Exclusive-IMF chief Georgieva arrives in Kyiv for first visit since 2023

Wednesday, January 14, 2026 at 11:54 PM

By Andrea Shalal

KYIV, Jan 15 (Reuters) – International Monetary Fund chief Kristalina Georgieva arrived in Kyiv early on Thursday for high-level talks, two sources familiar with the matter said, as Ukraine prepares to mark the fourth anniversary of Russia’s full-scale invasion on February 24.

The IMF managing director is expected to meet with Ukrainian President Volodymyr Zelenskiy, Prime Minister Yulia Svyrydenko, and central bank chief Andriy Pyshnyi, as well as business executives during her trip, one of the sources said.

Details of Georgieva’s visit to Ukraine were tightly held given security concerns. The IMF chief, who has close family ties to Ukraine, last visited the country in February 2023. Georgieva’s brother is married to a woman from Ukraine and was in Kharkiv, the second-largest city, when Russia invaded.

Ukraine and the IMF reached a preliminary agreement on an $8.2 billion, four-year lending program in November, contingent on several actions, including passage of a budget and shoring up donor financing assurances.
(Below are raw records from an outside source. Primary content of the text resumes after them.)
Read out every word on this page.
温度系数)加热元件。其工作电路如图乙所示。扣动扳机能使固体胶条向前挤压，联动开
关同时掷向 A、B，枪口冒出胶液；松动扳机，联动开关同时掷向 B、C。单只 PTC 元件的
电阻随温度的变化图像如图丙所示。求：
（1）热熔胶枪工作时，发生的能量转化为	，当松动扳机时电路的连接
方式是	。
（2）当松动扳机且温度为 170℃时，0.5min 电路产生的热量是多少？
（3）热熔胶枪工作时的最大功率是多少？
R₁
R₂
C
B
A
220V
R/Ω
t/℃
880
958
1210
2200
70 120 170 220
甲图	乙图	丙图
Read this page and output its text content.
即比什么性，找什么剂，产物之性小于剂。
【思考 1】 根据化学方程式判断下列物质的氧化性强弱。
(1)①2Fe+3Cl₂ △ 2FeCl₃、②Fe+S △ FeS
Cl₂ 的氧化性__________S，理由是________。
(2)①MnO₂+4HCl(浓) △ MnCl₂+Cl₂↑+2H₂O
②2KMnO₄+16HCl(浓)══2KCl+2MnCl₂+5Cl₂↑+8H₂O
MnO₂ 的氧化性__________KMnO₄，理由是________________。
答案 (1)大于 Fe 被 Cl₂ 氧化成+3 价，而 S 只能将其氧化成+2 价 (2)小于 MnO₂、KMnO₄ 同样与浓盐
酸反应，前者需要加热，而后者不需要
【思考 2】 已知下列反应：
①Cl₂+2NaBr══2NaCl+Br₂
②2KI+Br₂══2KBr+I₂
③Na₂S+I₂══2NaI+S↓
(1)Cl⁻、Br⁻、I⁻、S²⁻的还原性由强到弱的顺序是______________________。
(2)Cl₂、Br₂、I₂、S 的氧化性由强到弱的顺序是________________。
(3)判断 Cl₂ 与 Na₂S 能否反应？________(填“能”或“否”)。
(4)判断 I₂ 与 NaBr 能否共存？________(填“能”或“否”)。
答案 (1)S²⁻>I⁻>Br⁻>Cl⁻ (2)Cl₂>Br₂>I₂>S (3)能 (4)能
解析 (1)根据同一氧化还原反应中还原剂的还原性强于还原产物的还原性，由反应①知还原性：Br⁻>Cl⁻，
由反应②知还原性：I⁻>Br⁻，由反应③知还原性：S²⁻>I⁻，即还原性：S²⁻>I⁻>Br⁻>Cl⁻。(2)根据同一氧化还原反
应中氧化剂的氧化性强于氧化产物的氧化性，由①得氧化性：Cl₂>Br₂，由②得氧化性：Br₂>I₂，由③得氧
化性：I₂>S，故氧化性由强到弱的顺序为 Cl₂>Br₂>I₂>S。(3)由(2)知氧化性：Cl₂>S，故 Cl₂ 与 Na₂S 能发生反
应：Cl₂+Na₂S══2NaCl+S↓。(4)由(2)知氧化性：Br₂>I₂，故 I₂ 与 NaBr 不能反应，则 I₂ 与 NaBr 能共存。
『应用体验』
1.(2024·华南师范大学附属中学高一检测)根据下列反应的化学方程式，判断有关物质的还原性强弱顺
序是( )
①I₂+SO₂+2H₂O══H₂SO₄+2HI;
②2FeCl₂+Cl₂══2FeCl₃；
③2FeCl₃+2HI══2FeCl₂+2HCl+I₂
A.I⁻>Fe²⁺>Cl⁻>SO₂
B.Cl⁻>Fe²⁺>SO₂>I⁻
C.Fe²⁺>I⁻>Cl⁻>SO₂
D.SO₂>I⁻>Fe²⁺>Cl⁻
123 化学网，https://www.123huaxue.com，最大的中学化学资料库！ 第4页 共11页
IMF officials say Ukraine has made progress and expect board consideration in several weeks.

Approval of the funding is critical, since it will unlock additional external investments needed to close Ukraine’s financing gaps, which the IMF has calculated at around $136.5 billion for the period through 2029, given the ongoing war.

The war – soon to enter its fifth year – has hit the Ukrainian economy hard, with the country slated to spend the bulk of state revenues – 2.8 trillion hryvnias or around 27.2% of GDP – to fund its defense efforts in 2026.

Georgieva will review Ukraine’s progress on several actions, including passage of a 2026 budget, taking steps to boost domestic revenues by broadening its tax base, and ensuring large-scale external donor financing on grant-like terms.

FOCUSED ON ENDING TAX EVASION

When it announced the preliminary deal, the IMF said Ukrainian authorities had also agreed to accelerate efforts to prevent tax evasion and avoidance, including by taxing income earned through digital platforms, closing customs loopholes for certain imports and removing exemptions for value-added tax.

The IMF expects Ukraine to introduce some of these measures in parliament, but isn’t counting on higher revenues until 2027.

In addition to working to “de-shadow” the economy, which has a high level of informal businesses that lack balance sheets, Ukraine also vowed to keep anti-corruption institutions independent, and fix loopholes in the current labor code.

Ukraine passed a big milestone toward closing financing gaps last month when European Union leaders agreed to lend it 90 billion euros ($105 billion) for two years. Ukraine must only service the loan if Russia pays reparations after the war ends, which means it won’t pose a burden on the budget. 

It also completed restructuring of $2.6 billion in growth-linked debt, easing pressure on Kyiv, which had warned that the instruments could have cost as much as $20 billion through 2041. 

The new IMF program will replace its current four-year $15.5 billion program, of which some $10.6 billion has been disbursed, which had assumed the war would end in 2025.

The new preliminary agreement assumes the war will end this year, but includes a “downside scenario” that the war winds down slowly and does not end until 2028.